The single most important thing about a lens is that the pictures you
take with it looks great. If it isn’t perfect in every possible way when
you zoom in, but look great I would say it is a good lens. For example
Leica lenses are not the sharpest in the world, but they look fantastic.
And I would say that look better than most if not all of the “perfectly
sharp” lenses available. This is because if you are making a “perfect”
lens you add more elements or glass to the lens that means more stuff it
has to pass through to correct various optical “problems”. And then you
loose something called micro contrast. Some people want a perfect lens
because of reasons that is beyond me (a fancy way of saying: for reasons
that don’t matter) and some of us just want a lens that produces great
Every lens has a focal length. That is the number you read in mm. It is
a horrible system because how close you would be to a subject with X mm
varies based on how large the film or sensor is. You have something
called the crop factor, that is how large the sensor or film in your
camera is relative to 35mm film. For example my Fuji is around 1.5(same
goes for Sony and Nikon APS-C cameras) and a full frame camera is the
same as a 35mm camera; Canon APS-C is 1.6 and MFT (Sony and Panasonic)
has a crop factor of 2.0.
Let’s take a 50mm lens on all of the systems:
We are stuck with the mm system, but it sucks. The mm number on your
lens is not just about how much you can fit in your frame or how far
away you can stand away from your subject. A beginner would probably
chose a lens or focal length based on that. But more experienced
photographers would often chose them based on the look the different
focal lengths give you.
Longer lenses (larger focal lengths) compresses what you take pictures
of while wider lenses (smaller number) kind of makes everything look
more “dragged out”. This means that a portrait taken with my 8mm lens
makes people look fatter than with my 105mm. A longer lens also means
that you need a shorter shutter speed to avoid a shaky image, this is
because the magnification means all shape is magnified. The rule is
usually that the slowest is the same as the focal length equivalent on a
It will also be a larger separation between subject and background when
you use a longer lens. This means that background blur and “bokeh” is
more visible the longer the lens is. This plus that people look slimmer
with longer lenses are the reason you often want to use a as long as
possible lens when shooting portraits.
The next important technical detail about a lens is the aperture. It’s
that strange number with a f in front of it. It basically tells us how
wide a lens can open up. The smaller the number the larger it can open.

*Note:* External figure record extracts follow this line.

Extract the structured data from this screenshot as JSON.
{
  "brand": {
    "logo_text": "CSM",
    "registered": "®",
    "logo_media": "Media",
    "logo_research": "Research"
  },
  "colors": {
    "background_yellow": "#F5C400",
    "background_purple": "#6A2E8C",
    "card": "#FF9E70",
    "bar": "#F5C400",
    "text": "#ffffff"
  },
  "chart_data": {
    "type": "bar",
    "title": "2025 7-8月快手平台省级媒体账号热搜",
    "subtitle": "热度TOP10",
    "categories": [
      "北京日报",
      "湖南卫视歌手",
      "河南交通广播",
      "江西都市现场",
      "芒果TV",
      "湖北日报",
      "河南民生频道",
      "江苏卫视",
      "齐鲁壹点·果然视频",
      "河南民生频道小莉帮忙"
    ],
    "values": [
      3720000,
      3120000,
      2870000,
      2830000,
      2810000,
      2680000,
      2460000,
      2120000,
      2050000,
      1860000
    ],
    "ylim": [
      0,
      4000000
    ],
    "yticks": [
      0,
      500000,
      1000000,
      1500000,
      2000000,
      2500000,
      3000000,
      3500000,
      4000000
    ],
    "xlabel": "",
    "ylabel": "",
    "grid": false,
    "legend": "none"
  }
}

For example f/1.2 is very wide. When you set your lens to a small number
means that less stuff are in focus, While a larger one means that more
stuff are in focus. But there is a limit to how large you should go,
relative to how large your sensor is. This is one of the reasons medium
and large format cameras are popular among landscape photographers.
Some lenses also have optical stabilisation, and some camera bodies have
it. This can make it possible to shoot pictures with much slower shutter
speeds than without it. But you should always disable it when you shoot
with a tripod.
Now. Let’s get back to what I started with.

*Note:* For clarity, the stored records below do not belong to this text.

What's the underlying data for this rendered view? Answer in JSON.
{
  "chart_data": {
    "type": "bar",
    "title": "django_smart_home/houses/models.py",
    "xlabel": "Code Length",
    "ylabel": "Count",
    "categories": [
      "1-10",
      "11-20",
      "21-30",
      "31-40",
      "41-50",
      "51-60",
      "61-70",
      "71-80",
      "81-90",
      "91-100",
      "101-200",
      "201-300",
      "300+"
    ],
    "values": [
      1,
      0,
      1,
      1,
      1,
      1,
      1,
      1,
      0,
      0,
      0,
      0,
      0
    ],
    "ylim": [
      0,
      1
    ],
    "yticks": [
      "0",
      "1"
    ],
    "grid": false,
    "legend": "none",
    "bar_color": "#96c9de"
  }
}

The smaller the f-stop number is, the bigger the lens would be, and the
more “technically perfect” it is the more elements there are in the
lens, often really big and heavy when it is really small, like f/1.2 or
smaller. This means that the lens can be very unfordable to hold and use
for long periods at a time. But it also means that auto focus will be
slower. The reason for this is that there is small motor inside your
lens that moves the elements forth and back until it’s in focus.

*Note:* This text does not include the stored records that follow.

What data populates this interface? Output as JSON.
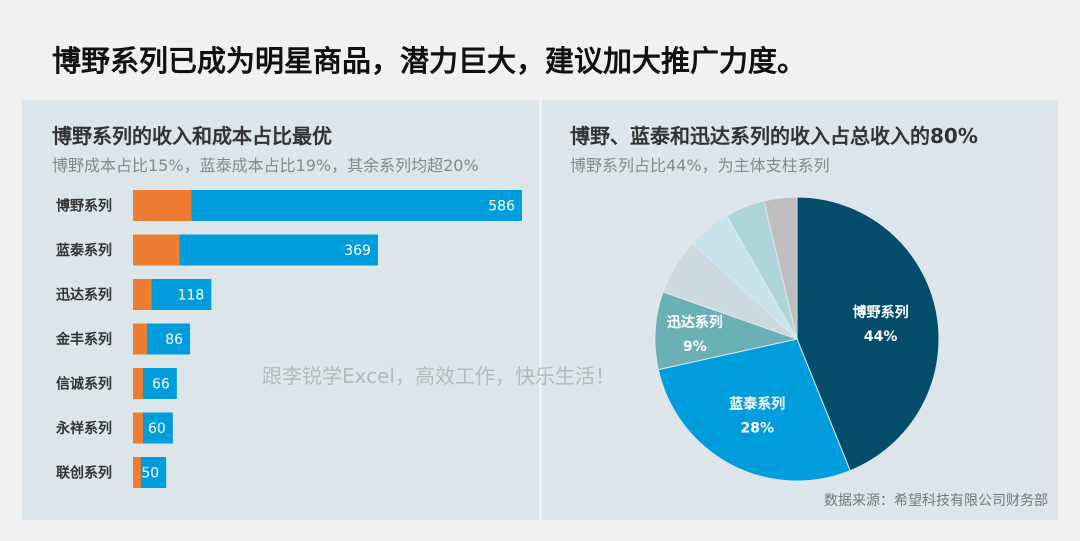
{
  "title": "博野系列已成为明星商品，潜力巨大，建议加大推广力度。",
  "watermark": "跟李锐学Excel，高效工作，快乐生活！",
  "colors": {
    "revenue": "#009ddc",
    "cost": "#ed7d31",
    "panel": "#dce6ea"
  },
  "chart_data": [
    {
      "type": "bar",
      "title": "博野系列的收入和成本占比最优",
      "subtitle": "博野成本占比15%，蓝泰成本占比19%，其余系列均超20%",
      "categories": [
        "博野系列",
        "蓝泰系列",
        "迅达系列",
        "金丰系列",
        "信诚系列",
        "永祥系列",
        "联创系列"
      ],
      "series": [
        {
          "values": [
            586,
            369,
            118,
            86,
            66,
            60,
            50
          ],
          "color": "#009ddc"
        },
        {
          "values": [
            88,
            70,
            28,
            21,
            15,
            15,
            12
          ],
          "color": "#ed7d31"
        }
      ],
      "orientation": "horizontal",
      "grid": false
    },
    {
      "type": "pie",
      "title": "博野、蓝泰和迅达系列的收入占总收入的80%",
      "subtitle": "博野系列占比44%，为主体支柱系列",
      "slices": [
        {
          "name": "博野系列",
          "value": 586,
          "label": "44%",
          "color": "#034c6a"
        },
        {
          "name": "蓝泰系列",
          "value": 369,
          "label": "28%",
          "color": "#009ddc"
        },
        {
          "name": "迅达系列",
          "value": 118,
          "label": "9%",
          "color": "#6ab0b5"
        },
        {
          "name": "金丰系列",
          "value": 86,
          "color": "#ccdadf"
        },
        {
          "name": "信诚系列",
          "value": 66,
          "color": "#c8e3ee"
        },
        {
          "name": "永祥系列",
          "value": 60,
          "color": "#acd4d9"
        },
        {
          "name": "联创系列",
          "value": 50,
          "color": "#bebebe"
        }
      ],
      "source": "数据来源：希望科技有限公司财务部"
    }
  ]
}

For example Fuji has f/2 and f/1.4 versions of both their 23mm (equal to
35mm) and 35mm (equal to 50mm) lenses. The f/2 version is much lighter
and has much faster auto focus speed. This shows the never ending
problem when you pick a lens: what’s most important to you?
When I talk about “technical perfection” that means that the lens
manufacturer add a lot of extra elements or focus more on the lens being
“perfect” than producing good pictures. They are basically trying to
solve a number of optical anomalies. Like making sure all of the lens
always is “sharp”. Or that the light spots in the out of focus parts of
your pictures have the right shape and a million other things.
Some people (that often are more into the technical specs of the camera)
care a lot about this. I personally don’t care. The thing I care about
is that the pictures look good, and that the colours come out right.